COVINGTON, Ga. — As Newton County is, again, witnessing a historic rate of growth, an organization formed more than 20 years ago is making a return to help facilitate planning and communication efforts.
Newton County Tomorrow, a nonprofit collaborative formed at the turn of the century, is scheduled to host a stakeholder meeting Thursday, May 26, from 3-6 p.m. inside the Newton County College and Career Academy.
The organization was created around 2003 when the county was growing at an exponential rate and the need for community leaders to work and plan together was “obvious,” Newton County Tomorrow Chairman Jerry Roseberry recalled.
At the time, Newton was considered one of the fastest growing counties in the nation.
Local leaders, led by the Arnold Fund, initiated Newton County Tomorrow and the Center for Community Planning and Preservation, Roseberry said. The Center has since become a neutral meeting place for local governments, authorities, agencies and other interested individuals and groups to “work collaboratively to improve the realm of government” and also improve the quality of life countywide.
Over the years, the efforts of Newton County Tomorrow have been nationally recognized by the Orton Foundation, which selected Covington, Oxford and Newton County as “one of five communities in the United States it honored for collaborative work,” and by the American Planners Association, which named Newton County Tomorrow its national award winner for planning by a small community.
In April 2022, the University of Georgia’s Archway Foundation announced Newton County Tomorrow was selected as one of four cohorts for UGA’s new Connected Resilient Community program.

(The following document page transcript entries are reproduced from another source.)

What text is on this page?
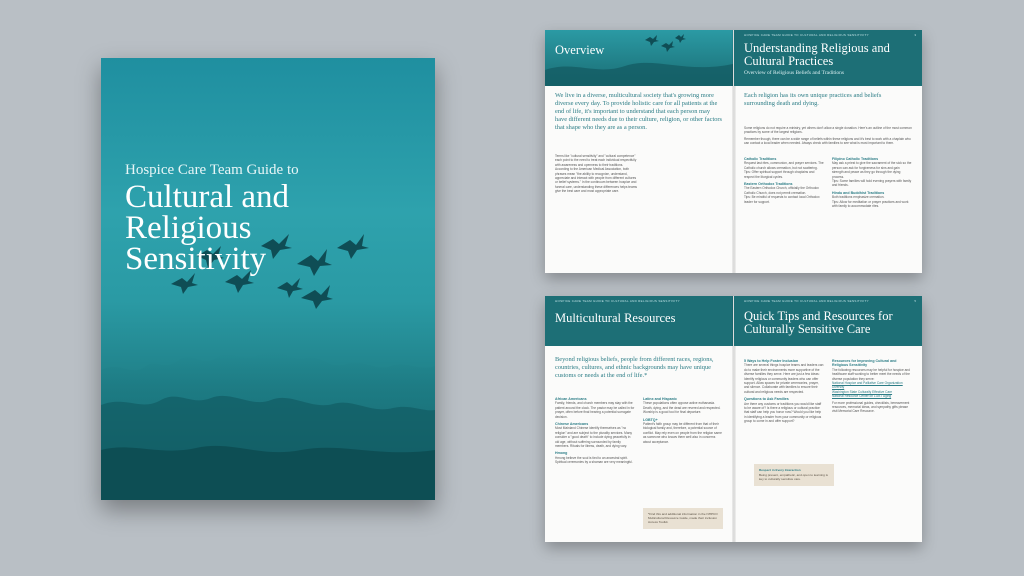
Hospice Care Team Guide to
Cultural and
Religious
Sensitivity
Overview
We live in a diverse, multicultural society that's growing more diverse every day. To provide holistic care for all patients at the end of life, it's important to understand that each person may have different needs due to their culture, religion, or other factors that shape who they are as a person.
Terms like "cultural sensitivity" and "cultural competence" each point to the need to treat each individual respectfully with awareness and openness to their traditions. According to the American Medical Association, both phrases mean "the ability to recognize, understand, appreciate and interact with people from different cultures or belief systems." In the continuum between hospice and funeral care, understanding these differences helps teams give the best care and most appropriate care.
HOSPICE CARE TEAM GUIDE TO CULTURAL AND RELIGIOUS SENSITIVITY	3
Understanding Religious and Cultural Practices
Overview of Religious Beliefs and Traditions
Each religion has its own unique practices and beliefs surrounding death and dying.
Some religions do not require a ministry, yet others don't allow a single donation. Here's an outline of the most common practices by some of the largest religions.
Remember though, there can be a wide range of beliefs within these religions and it's best to work with a chaplain who can contact a local leader when needed. Always check with families to see what is most important to them.
Catholic Traditions
Request last rites, communion, and prayer services. The Catholic church allows cremation, but not scattering.
Tips: Offer spiritual support through chaplains and respect the liturgical cycles.
Eastern Orthodox Traditions
The Eastern Orthodox Church, officially the Orthodox Catholic Church, does not permit cremation.
Tips: Be mindful of requests to contact local Orthodox leader for support.
Filipino Catholic Traditions
May ask a priest to give the sacrament of the sick so the person can ask for forgiveness for sins and gain strength and peace as they go through the dying process.
Tips: Some families will hold evening prayers with family and friends.
Hindu and Buddhist Traditions
Both traditions emphasize cremation.
Tips: Allow for meditation or prayer practices and work with family to accommodate rites.
HOSPICE CARE TEAM GUIDE TO CULTURAL AND RELIGIOUS SENSITIVITY
Multicultural Resources
Beyond religious beliefs, people from different races, regions, countries, cultures, and ethnic backgrounds may have unique customs or needs at the end of life.*
African Americans
Family, friends, and church members may stay with the patient around the clock. The pastor may be called in for prayer, often before final hearing a potential surrogate decision.
Chinese Americans
Most Mainland Chinese identify themselves as "no religion" and are subject to the plurality services. Many consider a "good death" to include dying peacefully in old age, without suffering surrounded by family members. Rituals for illness, death, and dying vary.
Hmong
Hmong believe the soul is tied to an ancestral spirit. Spiritual ceremonies by a shaman are very meaningful.
Latinx and Hispanic
These populations often oppose active euthanasia. Death, dying, and the dead are revered and respected. Worship is a good tool for final departure.
LGBTQ+
Patient's faith group may be different from that of their biological family and, therefore, a potential source of conflict. May rely even on people from the religion same as someone who knows them well also in concerns about acceptance.
*Find this and additional information in the NHPCO Multicultural Resource Guide, made their inclusion Access Toolkit.
HOSPICE CARE TEAM GUIDE TO CULTURAL AND RELIGIOUS SENSITIVITY	5
Quick Tips and Resources for Culturally Sensitive Care
5 Ways to Help Foster Inclusion
There are several things hospice teams and leaders can do to make their environments more supportive of the diverse families they serve. Here are just a few ideas: Identify religious or community leaders who can offer support. Allow spaces for private ceremonies, prayer, and silence. Collaborate with families to ensure their cultural and religious needs are respected.
Questions to Ask Families
Are there any customs or traditions you would like staff to be aware of? Is there a religious or cultural practice that staff can help you honor now? Would you like help in identifying a leader from your community or religious group to come in and offer support?
Resources for Improving Cultural and Religious Sensitivity
The following resources may be helpful for hospice and healthcare staff working to better meet the needs of the diverse population they serve:
National Hospice and Palliative Care Organization Diversity
Washington State Culturally Effective Care
National Resource Center on LGBT Aging
For more professional guides, checklists, bereavement resources, memorial ideas, and sympathy gifts please visit Memorial Care Resource.
Respect in Every Interaction
Being present, empathetic, and open to learning is key to culturally sensitive care.
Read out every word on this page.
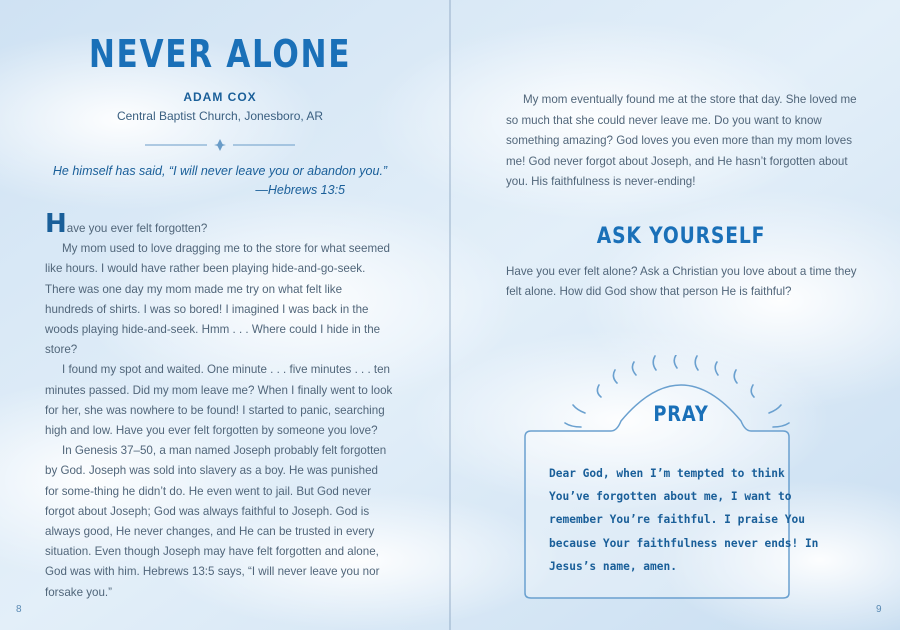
NEVER ALONE
ADAM COX
Central Baptist Church, Jonesboro, AR
He himself has said, “I will never leave you or abandon you.”
—Hebrews 13:5

Have you ever felt forgotten?

My mom used to love dragging me to the store for what seemed like hours. I would have rather been playing hide-and-go-seek. There was one day my mom made me try on what felt like hundreds of shirts. I was so bored! I imagined I was back in the woods playing hide-and-seek. Hmm . . . Where could I hide in the store?

I found my spot and waited. One minute . . . five minutes . . . ten minutes passed. Did my mom leave me? When I finally went to look for her, she was nowhere to be found! I started to panic, searching high and low. Have you ever felt forgotten by someone you love?

In Genesis 37–50, a man named Joseph probably felt forgotten by God. Joseph was sold into slavery as a boy. He was punished for some-thing he didn’t do. He even went to jail. But God never forgot about Joseph; God was always faithful to Joseph. God is always good, He never changes, and He can be trusted in every situation. Even though Joseph may have felt forgotten and alone, God was with him. Hebrews 13:5 says, “I will never leave you nor forsake you.”

8

My mom eventually found me at the store that day. She loved me so much that she could never leave me. Do you want to know something amazing? God loves you even more than my mom loves me! God never forgot about Joseph, and He hasn’t forgotten about you. His faithfulness is never-ending!

ASK YOURSELF
Have you ever felt alone? Ask a Christian you love about a time they felt alone. How did God show that person He is faithful?
PRAY
Dear God, when I’m tempted to think You’ve forgotten about me, I want to remember You’re faithful. I praise You because Your faithfulness never ends! In Jesus’s name, amen.
9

The program will help cities and communities “tap into the resources and expertise at UGA to address local challenges and become more attractive to economic development.”

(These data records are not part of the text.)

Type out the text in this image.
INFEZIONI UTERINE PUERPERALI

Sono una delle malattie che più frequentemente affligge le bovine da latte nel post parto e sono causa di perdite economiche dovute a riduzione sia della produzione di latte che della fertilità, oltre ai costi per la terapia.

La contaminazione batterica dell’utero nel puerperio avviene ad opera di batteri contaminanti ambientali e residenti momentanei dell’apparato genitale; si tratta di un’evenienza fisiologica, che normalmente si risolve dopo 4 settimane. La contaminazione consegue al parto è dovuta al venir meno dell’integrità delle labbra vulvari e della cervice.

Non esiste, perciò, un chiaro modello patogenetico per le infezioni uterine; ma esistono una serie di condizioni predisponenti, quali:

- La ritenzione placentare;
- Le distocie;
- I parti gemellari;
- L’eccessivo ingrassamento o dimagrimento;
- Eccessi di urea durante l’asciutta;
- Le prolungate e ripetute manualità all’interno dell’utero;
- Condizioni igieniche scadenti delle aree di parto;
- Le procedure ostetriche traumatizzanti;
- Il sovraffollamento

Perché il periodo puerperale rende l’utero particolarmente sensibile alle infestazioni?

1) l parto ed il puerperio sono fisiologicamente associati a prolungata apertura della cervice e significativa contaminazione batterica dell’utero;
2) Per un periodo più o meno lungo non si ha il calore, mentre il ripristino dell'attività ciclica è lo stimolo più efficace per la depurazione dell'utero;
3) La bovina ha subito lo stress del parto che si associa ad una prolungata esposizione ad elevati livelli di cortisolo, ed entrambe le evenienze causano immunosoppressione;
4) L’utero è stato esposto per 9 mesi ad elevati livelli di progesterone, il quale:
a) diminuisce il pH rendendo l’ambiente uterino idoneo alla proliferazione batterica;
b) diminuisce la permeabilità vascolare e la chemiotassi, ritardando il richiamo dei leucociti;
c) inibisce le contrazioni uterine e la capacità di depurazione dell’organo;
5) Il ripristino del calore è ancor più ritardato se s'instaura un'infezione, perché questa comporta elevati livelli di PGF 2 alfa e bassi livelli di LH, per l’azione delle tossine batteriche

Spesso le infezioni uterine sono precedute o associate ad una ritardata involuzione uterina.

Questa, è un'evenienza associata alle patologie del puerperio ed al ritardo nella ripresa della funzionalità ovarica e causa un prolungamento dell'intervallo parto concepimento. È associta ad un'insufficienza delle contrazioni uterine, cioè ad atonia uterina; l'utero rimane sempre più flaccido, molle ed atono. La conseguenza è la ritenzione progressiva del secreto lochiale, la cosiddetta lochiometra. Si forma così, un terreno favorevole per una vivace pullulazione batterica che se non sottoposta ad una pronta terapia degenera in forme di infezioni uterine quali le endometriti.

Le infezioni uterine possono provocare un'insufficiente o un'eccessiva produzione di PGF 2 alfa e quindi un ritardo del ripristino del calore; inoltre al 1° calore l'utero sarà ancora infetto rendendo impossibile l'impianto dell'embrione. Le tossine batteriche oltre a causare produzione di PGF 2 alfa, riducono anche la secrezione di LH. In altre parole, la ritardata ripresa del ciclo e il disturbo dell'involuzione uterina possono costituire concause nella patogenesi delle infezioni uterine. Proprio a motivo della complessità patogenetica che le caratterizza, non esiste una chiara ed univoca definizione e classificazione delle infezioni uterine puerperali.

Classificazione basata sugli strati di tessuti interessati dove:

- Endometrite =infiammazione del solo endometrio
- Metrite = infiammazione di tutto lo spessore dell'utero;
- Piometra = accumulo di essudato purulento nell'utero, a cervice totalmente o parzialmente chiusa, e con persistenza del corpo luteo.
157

In an application to be part of the Connected Resilient Community program, Newton County Chamber President Debbie Harper, who also serves on the Newton County Tomorrow Board of Directors, wrote, “Our community is at a crossroads of growth, which is really already here. We have done a good job of being out in front of the growth, but there is a feeling of getting run over if we don’t come together as one to move forward. Our identity as rural vs. metro needs defining. We feel we have the right players at the table, we just need facilitation and direction to drill down to our most challenging issues, identify solutions and initiatives to be able to move forward as a connected and resilient community.”
Roseberry, who is a former mayor of Oxford, said UGA Archway Partnership officials would be on hand for the Thursday, May 26, stakeholder meeting to discuss the program.
Thursday’s meeting will mark Newton County Tomorrow’s return into the public eye after a nearly four-year hiatus. The board’s last significant action took place then to help facilitate the stakeholder portion of a comprehensive transportation plan for the county in 2017, as well as build support for the 2017 SPLOST and the 2018 E-SPLOST.
“It was important that it be done,” Roseberry told The News of Newton County Tomorrow’s return. “We’ve enlarged the board and compiled it with good people … It’s important to have a neutral place where government leaders can come together to meet, study, plan and act on behalf of the entire community.”
Newton County Tomorrow’s Board of Directors consists 20 members — 10 people who serve on the executive committee, including the county chairman and all five city mayors, and 10 people who serve as “at-large members.”
The executive committee meets regularly once per month, and the entire board meets as a whole every other month.